Dr. Flores-Mireles was appointed to the faculty of University of Notre Dame in 2018 as the Hawk Family Assistant Professor of the Department of Biological Sciences.

During her Postdoctoral training with Dr. Scott Hultgren and Dr. Michael Caparon at Washington University School of Medicine, she developed an interest in infectious diseases in the urinary tract. Her work understanding Enterococcus faecalis catheter-associated urinary tract infection (CAUTI) led her to discover that urinary catheterization in both mice and humans elicits bladder inflammation, resulting in the release of fibrinogen (Fg) into the bladder lumen which then becomes deposited onto the catheter. They found that the released Fg is critical for E. faecalis pathogenesis since Fg is used as a nutrient and exploits the Fg-coated catheters to form biofilms.

They unveiled that E. faecalis expresses a Fg-binding adhesin, EbpA, that tips the Ebp pilus, which binds directly to Fg via its N-terminal domain (EbpA^NTD) and this interaction is critical for the formation of catheter-associated biofilms. They were able to translate this work by showing that Enterococcus strains require Fg for catheter colonization in humans and that vaccination with EbpA^NTD protects against CAUTI. They also showed that passive immunization with anti-EbpA^NTD antibodies is effective both as a prophylactic and as a therapy for the reduction of bacterial titers. This therapy was also protective against a broad range of urinary tract, bloodstream, and GIT enterococcal clinical strains, which included E. faecalis, E. faecium, and VRE.
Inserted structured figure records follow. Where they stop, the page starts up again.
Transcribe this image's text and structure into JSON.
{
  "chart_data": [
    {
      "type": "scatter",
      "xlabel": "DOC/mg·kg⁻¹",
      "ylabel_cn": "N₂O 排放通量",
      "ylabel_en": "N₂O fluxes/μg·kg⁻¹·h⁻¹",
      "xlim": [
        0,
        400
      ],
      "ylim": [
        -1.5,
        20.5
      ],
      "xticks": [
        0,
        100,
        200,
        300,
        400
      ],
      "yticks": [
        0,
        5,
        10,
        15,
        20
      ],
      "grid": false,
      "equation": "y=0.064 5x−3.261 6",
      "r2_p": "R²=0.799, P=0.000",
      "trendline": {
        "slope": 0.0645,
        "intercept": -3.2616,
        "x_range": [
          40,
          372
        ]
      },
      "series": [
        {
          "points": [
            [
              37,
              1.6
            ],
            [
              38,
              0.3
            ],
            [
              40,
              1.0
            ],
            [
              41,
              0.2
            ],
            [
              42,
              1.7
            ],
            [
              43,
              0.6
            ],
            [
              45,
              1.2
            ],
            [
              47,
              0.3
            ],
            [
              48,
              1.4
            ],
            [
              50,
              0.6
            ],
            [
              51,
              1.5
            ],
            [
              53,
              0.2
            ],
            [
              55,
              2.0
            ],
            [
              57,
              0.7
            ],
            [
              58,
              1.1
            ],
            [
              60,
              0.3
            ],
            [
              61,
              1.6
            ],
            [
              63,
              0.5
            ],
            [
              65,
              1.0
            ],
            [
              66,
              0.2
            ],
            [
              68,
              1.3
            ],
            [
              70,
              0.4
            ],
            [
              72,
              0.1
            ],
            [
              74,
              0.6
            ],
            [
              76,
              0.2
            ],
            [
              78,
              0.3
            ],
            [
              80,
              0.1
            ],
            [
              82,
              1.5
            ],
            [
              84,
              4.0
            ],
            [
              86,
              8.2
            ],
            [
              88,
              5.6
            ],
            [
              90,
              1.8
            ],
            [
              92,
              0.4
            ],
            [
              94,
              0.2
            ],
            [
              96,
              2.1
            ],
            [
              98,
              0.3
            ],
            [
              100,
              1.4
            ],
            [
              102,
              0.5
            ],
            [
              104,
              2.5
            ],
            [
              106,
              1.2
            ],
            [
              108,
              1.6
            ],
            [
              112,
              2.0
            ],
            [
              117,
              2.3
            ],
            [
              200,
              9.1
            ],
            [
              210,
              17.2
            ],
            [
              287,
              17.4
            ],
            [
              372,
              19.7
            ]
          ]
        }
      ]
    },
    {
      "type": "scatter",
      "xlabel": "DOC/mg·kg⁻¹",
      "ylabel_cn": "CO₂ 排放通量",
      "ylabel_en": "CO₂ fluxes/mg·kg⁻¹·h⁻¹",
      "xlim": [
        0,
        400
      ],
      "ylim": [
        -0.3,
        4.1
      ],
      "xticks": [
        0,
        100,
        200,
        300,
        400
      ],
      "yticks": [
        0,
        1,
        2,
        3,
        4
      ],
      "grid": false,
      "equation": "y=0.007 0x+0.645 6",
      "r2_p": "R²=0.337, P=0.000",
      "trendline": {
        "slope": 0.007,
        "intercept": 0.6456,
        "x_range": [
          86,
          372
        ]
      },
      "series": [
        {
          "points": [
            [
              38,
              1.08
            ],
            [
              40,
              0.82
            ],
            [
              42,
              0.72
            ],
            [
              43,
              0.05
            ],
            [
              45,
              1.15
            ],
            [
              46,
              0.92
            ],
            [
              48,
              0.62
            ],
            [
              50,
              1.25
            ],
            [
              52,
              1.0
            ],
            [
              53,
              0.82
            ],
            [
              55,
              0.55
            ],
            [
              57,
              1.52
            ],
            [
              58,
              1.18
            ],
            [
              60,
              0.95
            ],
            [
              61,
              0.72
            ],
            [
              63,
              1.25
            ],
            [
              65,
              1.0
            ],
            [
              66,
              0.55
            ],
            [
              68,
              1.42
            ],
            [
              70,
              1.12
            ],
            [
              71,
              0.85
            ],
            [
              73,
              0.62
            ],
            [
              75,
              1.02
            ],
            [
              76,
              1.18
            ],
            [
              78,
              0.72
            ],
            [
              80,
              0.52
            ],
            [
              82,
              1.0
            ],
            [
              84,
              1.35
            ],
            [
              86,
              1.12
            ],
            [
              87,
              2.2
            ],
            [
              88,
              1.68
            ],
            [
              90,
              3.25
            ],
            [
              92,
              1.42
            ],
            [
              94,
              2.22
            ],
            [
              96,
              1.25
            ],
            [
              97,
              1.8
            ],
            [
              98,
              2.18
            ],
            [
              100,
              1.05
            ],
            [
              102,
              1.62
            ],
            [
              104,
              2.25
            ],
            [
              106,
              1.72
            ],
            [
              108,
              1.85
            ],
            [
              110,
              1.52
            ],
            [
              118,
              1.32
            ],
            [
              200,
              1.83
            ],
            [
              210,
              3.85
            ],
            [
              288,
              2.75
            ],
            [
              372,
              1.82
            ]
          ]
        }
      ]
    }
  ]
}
Importantly, they found that E. faecalis is not the only uropathogen that exploits fibrinogen such as S. aureus, E. coli, A. baumanni, C. albicans among others. Furthermore, inflammation not only contributes to infection but it has been shown that prolonged inflammation due to long-term catheterization is linked to proliferative pathological conditions. As an independent investigator, her laboratory research goals are to understand in detail how urinary catheterization-induced inflammation renders the host susceptible to microbial infection of the urinary tract and subsequent dissemination, as well as to understand the relationship between catheterization and inflammation-induced bladder cancer and whether infection plays a role in it. Understanding the role of inflammation on the development of CAUTI and cancer development will allow them to inform future catheterization guidelines focusing on reducing inflammation, providing a quality of life to those patients that require long-term urinary catheterization at the same time that it minimizes the risk for cancer development.